The coach also expressed frustration over the drastic nature of some of the criticism his team has received over the last week.
“We’re sitting here and we’ve won 14 games, man,” Woodson said. “It’s not like it’s 5-14. We’ve played some pretty good basketball and had some good stretches. We got our asses beat in those two games, ain’t nothing you can do about it now.”
Indiana’s players looked at the big picture as well following those disappointing recent losses.
“You look at other teams around the country in power conferences, there are some teams under .500,” Indiana forward Luke Goode said. “We took a step back, we got a reality check, but we got to bounce back from it.”
Goode scored a career-high 23 points in the win over Ohio State and he hit the go-ahead 3-pointer with 1:07 left in overtime.
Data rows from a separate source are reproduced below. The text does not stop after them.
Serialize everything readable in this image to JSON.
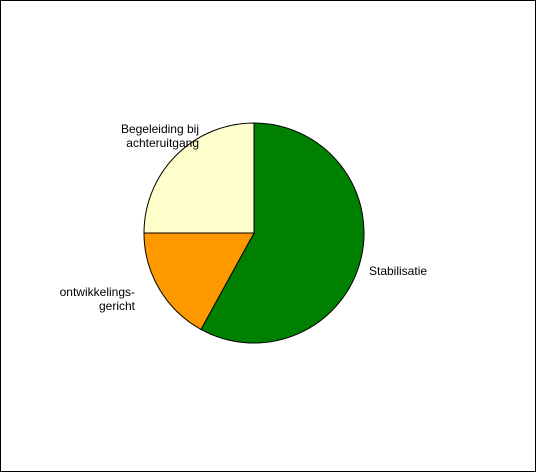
{
  "chart_data": {
    "type": "pie",
    "title": "",
    "slices": [
      {
        "label_lines": [
          "Stabilisatie"
        ],
        "value": 58,
        "color": "#008000"
      },
      {
        "label_lines": [
          "ontwikkelings-",
          "gericht"
        ],
        "value": 17,
        "color": "#FF9900"
      },
      {
        "label_lines": [
          "Begeleiding bij",
          "achteruitgang"
        ],
        "value": 25,
        "color": "#FFFFCC"
      }
    ],
    "start_angle_deg": 0,
    "direction": "clockwise",
    "legend": "none"
  }
}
He expressed frustration earlier in the week over IU’s lack of toughness and pride, but those complaints were nowhere to be found on Friday before the team boarded the plane home.
“One of the biggest trends of our losses this season is we get down two, three or four possessions and we essentially quit in a sense and then we end up being down 30 like that,” Goode said. “Tonight, we were down eight late in the first half, we came together and said let’s change the script.”